Gero Grassi, due ore senza appunti, la magia di una memoria perpetua nel raccontare la vita, tutta la vita, di Aldo Moro. Dalla Costituente, ove attirò l’attenzione dei capi storici dell’Italia liberata, affrontando il tema della persona (Persona con la P maiuscola), nella scrittura della costituzione repubblicana, come accademico all’università la Sapienza e uomo creativo nell’attività di governo sino alla morte brutale in quel tragico nove maggio del settantotto.
Gero parlava con quella sua voce roca, il prodotto delle tante sigarette quotidiane, mentre alle sue spalle scorrevano le immagini brutali di quelle giornate. Raccontava come se lui, Aldo Moro, fosse ancora e sempre presente all’eccidio del suo maestro politico e di vita.
E la folla commossa, non un grido, una interruzione, un brusio, lo squillo di un cellulare, pendeva dalle sue labbra.
Grazie, Gero, forse sarai presto ancora tra noi a darci un ulteriore e forte contributo di conoscenza storica sugli avvenimenti della nostra Patria.
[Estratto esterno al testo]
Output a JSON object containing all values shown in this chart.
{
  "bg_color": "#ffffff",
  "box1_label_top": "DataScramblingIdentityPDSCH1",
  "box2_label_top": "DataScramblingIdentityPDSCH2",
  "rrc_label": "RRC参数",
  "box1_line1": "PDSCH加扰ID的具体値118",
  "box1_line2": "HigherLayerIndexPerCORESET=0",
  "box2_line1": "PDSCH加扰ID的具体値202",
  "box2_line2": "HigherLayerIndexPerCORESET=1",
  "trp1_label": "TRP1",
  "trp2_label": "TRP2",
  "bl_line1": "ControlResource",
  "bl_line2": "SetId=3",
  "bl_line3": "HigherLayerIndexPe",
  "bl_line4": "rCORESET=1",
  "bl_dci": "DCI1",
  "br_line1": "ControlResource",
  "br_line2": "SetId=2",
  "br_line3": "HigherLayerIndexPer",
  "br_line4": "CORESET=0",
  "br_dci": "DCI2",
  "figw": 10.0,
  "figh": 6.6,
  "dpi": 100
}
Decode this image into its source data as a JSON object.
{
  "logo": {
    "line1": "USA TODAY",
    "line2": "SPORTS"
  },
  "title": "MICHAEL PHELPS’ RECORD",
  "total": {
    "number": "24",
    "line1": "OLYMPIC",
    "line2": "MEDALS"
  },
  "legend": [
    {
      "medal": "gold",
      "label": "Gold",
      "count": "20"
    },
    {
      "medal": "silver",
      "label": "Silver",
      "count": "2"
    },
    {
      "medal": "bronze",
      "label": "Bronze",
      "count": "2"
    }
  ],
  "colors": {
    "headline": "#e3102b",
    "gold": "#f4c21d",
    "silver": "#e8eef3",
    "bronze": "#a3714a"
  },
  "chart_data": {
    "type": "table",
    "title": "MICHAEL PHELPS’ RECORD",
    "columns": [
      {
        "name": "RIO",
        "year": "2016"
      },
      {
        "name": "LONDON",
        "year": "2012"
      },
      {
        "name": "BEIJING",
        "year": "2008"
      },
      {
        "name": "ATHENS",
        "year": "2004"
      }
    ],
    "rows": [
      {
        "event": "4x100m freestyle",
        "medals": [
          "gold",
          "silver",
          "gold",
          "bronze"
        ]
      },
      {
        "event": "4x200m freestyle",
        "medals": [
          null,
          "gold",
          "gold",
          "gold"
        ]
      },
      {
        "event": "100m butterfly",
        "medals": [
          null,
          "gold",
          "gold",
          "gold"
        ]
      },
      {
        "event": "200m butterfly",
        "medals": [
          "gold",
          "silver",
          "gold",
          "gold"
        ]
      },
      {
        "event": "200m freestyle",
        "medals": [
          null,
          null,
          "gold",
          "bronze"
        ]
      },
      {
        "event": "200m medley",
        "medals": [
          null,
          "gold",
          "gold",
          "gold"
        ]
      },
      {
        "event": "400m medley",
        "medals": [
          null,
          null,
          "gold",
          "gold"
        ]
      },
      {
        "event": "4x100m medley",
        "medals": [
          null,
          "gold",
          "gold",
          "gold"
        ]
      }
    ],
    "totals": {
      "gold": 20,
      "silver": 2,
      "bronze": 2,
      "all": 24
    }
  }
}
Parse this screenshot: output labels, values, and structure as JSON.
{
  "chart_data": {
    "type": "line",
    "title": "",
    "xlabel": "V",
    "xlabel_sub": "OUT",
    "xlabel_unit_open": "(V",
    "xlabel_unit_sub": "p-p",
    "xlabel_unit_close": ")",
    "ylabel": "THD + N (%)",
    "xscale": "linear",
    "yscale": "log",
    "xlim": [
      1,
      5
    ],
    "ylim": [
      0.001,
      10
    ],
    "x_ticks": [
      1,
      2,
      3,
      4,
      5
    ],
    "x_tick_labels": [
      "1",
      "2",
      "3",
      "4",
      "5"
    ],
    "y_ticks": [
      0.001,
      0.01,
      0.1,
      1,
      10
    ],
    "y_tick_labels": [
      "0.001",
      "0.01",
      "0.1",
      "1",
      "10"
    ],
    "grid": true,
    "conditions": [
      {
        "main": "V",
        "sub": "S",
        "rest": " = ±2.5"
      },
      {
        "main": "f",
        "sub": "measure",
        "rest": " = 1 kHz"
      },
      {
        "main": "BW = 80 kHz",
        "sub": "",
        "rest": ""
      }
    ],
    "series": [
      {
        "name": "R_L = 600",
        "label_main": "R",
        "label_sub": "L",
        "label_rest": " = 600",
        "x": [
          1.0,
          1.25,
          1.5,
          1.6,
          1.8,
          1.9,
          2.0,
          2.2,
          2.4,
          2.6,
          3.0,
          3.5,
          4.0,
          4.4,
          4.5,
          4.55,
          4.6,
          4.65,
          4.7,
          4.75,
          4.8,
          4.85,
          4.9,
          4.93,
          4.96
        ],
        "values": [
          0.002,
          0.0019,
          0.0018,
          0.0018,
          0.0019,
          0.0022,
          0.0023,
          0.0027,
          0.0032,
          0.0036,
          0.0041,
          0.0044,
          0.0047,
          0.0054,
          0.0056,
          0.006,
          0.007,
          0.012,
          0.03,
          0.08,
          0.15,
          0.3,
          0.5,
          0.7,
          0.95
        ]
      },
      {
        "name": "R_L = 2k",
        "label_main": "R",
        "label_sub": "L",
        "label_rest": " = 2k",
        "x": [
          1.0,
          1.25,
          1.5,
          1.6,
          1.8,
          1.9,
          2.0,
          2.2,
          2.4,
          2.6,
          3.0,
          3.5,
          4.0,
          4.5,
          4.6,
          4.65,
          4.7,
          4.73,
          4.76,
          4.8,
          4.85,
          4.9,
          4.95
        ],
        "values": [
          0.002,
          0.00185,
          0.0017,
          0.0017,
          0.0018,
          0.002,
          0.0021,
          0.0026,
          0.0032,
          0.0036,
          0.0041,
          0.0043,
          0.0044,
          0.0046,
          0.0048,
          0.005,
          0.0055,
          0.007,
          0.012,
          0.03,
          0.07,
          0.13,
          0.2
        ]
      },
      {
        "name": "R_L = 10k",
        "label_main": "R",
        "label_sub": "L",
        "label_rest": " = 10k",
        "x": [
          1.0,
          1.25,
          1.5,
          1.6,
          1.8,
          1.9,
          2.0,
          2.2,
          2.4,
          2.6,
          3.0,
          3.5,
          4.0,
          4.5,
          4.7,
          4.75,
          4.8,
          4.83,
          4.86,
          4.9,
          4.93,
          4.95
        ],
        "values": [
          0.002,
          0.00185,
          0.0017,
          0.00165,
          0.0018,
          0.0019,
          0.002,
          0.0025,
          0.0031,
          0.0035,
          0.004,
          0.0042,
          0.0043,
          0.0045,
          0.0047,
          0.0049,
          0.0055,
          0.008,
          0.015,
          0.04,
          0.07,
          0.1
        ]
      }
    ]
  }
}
Ed è d’altronde con tale spirito che, presidente e vice presidente della cooperativa Casa d’Italia di Lucerna, Ippazio Calabrese e Lucio Carraro, si sono recati al Ministero degli Esteri a difendere le ragioni di una fondazione che si è ripromessa la salvaguardia storica di un immobile che rappresenta qualcosa di importante per la nostra collettività.
Una gravosa e difficile impresa che merita di essere intrapresa e vinta.
La Casa d’Italia in Obergrundstrasse 92, a Lucerna, nasce negli anni venti- trenta, quando la comunità italiana intervenne con un contributo, allora molto gravoso, di sessantaduemila franchi svizzeri all’acquisto dell’immobile per costituire l’asilo e il dopo scuola per i propri figli.
In seguito lo Stato insediò il vice, e a seguire, il Consolato d’Italia.
La Casa d’Italia è la testimonianza della storia di oltre un secolo di emigrazione italiana e come tale appartiene alla tradizione della città di Lucerna e della Svizzera tedesca.
Grazie alla cura della propria identità, la Casa d’Italia è stata, nel corso di un secolo, il presupposto per un’armonizzazione sociale e culturale tra l’Italia e la Svizzera, nonché con tutte le altre culture, patrimonio della Confederazione Elvetica.
La comunità ha bisogno di questa bella e storica struttura per proseguire l’impegno per le attività socio-culturali da offrire alla comunità italiana, ma non solo, presenti nella città e nei cantoni limitrofi.
Per tali nobili obiettivi, la collettività italiana dei Cantoni di Lucerna, Uri, Nidvaldo e Obvaldo, ha costituito una società cooperativa fondata sullo spirito storico del movimento cooperativo (Tutti per uno e uno per tutti), con lo scopo di acquisire e gestire lo stabile Casa d’Italia senza alcun intento speculativo, ma unicamente per preservare la memoria storica dell’emigrazione italiana in questa terra e perseguire la diffusione della lingua e della cultura italiane (atto fondante della costituzione elvetica), nel lungo processo di integrazione protagonista dei nostri cittadini.